The global brokerage house CLSA has downgraded Dixon Technologies to ‘Hold’ from ‘Outperform’ and slashed the target price to Rs 12,100 from Rs 15,880 per share.
According to the brokerage report, the downgrade is linked to emerging risks from a global memory supply squeeze, weak visibility in smartphone demand and company specific uncertainties.
Let’s take a look at the key reasons why the brokerage has downgraded the stock –
A global memory boom that could hurt consumer electronics
According to CLSA, “The memory industry has entered the early stage of a boom cycle across DRAM, NAND and specialty memory markets, driven by a combination of structural demand growth from AI computing and restricted supply expansion.”
Artificial Intelligence servers need far more memory than traditional servers. System Dynamic Random-Access Memory usage is two to three times higher in AI servers. High Bandwidth Memory, which enables faster data processing, has become critical. AI servers typically use 320-640 gigabytes of HBM something traditional servers do not require.
CLSA in its report noted, “AI servers require 2-3x incremental memory compared to traditional servers.” At the same time, memory makers are shifting production towards higher-margin products such as HBM, Double Data Rate 5 and advanced NAND flash memory.
The brokerage added, “Manufacturers are reallocating capacity to higher-margin HBM, away from consumer products.”
As a result, prices have jumped sharply. “DDR5/DDR4 contract prices rising 119% / 63% MoM in January and NAND contract prices climbing 37-67%,” the report highlights. With inventories at low levels, CLSA believes supply constraints could last for years.
Why India is more exposed
India depends heavily on imported memory components. It accounts for less than 4% of global memory demand in value terms. This limits bargaining power.
According to the brokerage report, India’s memory demand is skewed towards legacy DRAM and NAND used in low-end smartphones and consumer devices. This makes the country more vulnerable when global supply tightens.
If memory becomes expensive, smartphone prices may rise by 10-25%, especially in the lower and mid-range categories. Since memory accounts for 20-25% of a smartphone’s cost, even small price increases can affect affordability.
India’s smartphone market has grown at just about 1% CAGR over the past five years. This is largely driven by replacement demand. CLSA believes higher prices could slow this further.
Electronics Manufacturing Services firms most vulnerable
Dixon Technologies is one of India’s largest Electronics Manufacturing Services (EMS) companies.
According to the brokerage report, “EMS most vulnerable; downgrade Dixon to Hold.”

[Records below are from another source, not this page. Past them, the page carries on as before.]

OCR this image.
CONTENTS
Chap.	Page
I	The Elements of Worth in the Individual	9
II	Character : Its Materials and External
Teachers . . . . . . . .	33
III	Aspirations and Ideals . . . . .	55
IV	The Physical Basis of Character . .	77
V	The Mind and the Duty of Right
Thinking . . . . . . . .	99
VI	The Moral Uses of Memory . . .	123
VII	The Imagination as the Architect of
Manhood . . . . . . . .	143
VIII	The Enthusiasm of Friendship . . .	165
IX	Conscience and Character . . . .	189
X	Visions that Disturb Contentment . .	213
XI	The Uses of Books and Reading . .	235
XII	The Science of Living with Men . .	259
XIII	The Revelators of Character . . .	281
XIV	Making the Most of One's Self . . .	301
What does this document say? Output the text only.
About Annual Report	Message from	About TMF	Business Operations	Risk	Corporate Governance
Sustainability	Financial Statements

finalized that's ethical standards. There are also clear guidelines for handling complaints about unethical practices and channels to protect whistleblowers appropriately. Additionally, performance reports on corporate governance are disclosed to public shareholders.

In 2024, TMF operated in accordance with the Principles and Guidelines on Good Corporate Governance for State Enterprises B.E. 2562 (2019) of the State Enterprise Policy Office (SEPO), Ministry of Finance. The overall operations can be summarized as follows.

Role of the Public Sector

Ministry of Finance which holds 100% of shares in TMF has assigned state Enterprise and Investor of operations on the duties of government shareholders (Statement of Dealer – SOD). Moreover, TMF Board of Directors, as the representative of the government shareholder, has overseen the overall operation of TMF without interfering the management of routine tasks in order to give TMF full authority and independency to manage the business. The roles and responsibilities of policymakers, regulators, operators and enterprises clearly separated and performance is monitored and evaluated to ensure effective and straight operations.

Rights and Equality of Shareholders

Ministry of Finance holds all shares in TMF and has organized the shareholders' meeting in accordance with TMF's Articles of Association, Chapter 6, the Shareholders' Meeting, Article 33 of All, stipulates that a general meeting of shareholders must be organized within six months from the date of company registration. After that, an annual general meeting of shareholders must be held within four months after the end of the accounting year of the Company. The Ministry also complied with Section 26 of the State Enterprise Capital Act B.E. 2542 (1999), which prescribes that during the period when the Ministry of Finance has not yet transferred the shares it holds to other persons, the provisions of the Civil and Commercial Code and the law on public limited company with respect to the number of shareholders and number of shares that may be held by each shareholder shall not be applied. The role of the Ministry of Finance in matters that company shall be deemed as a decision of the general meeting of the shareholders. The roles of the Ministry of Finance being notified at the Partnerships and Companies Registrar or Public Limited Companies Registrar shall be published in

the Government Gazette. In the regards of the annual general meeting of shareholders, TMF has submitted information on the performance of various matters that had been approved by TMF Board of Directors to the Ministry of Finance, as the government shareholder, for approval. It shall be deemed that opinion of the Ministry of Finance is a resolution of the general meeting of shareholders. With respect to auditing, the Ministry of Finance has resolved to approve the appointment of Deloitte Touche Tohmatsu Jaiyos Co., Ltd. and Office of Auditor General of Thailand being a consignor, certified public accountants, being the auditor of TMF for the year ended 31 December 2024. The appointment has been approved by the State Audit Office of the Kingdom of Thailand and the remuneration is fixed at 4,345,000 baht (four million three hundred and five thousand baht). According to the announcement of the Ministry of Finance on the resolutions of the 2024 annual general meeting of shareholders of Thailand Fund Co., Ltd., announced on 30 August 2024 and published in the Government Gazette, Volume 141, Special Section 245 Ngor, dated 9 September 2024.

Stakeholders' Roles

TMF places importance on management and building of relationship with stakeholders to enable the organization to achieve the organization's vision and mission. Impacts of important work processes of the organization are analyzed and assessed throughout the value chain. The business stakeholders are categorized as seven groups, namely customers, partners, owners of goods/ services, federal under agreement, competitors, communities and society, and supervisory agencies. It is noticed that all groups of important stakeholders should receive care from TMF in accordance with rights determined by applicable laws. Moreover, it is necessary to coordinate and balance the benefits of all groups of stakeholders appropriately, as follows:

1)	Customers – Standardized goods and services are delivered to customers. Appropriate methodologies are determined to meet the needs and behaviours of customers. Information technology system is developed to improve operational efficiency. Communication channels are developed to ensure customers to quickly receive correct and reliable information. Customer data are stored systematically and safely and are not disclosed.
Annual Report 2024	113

If smartphone sales slow, Dixon’s volume could be hit even if margins remains stable. CLSA in its report noted, “Given risks to low-end smartphone volumes and concerns around medium-term growth visibility, we downgrade our rating for Dixon from Outperform to Hold.”
Company specific concerns add to pressure
Beyond the global memory cycle, CLSA has flagged operational uncertainties. Any delay in the Vivo joint venture or approvals under the Electronics Components Manufacturing Scheme could slow growth.
Also, with the Performance Linked Incentive scheme ending in March, near-term visibility remains uncertain, even though margins may improve over time.
The brokerage has cut its earnings per share estimates for FY26-FY28 by 1-18%. The new target price of Rs 12,100 is based on a lower price-to-earnings multiple of 50 times, down from 55 times earlier.
Conclusion
Dixon Technologies remains a major player in India’s manufacturing ecosystem, but according to the brokerage report, the near-term risk-reward balance has become less attractive.
Disclaimer: This article provides factual analysis only and is not, and should not be construed as, an offer, solicitation, or recommendation to buy or sell securities. Investors must conduct their own independent due diligence and seek advice from a SEBI-registered financial advisor.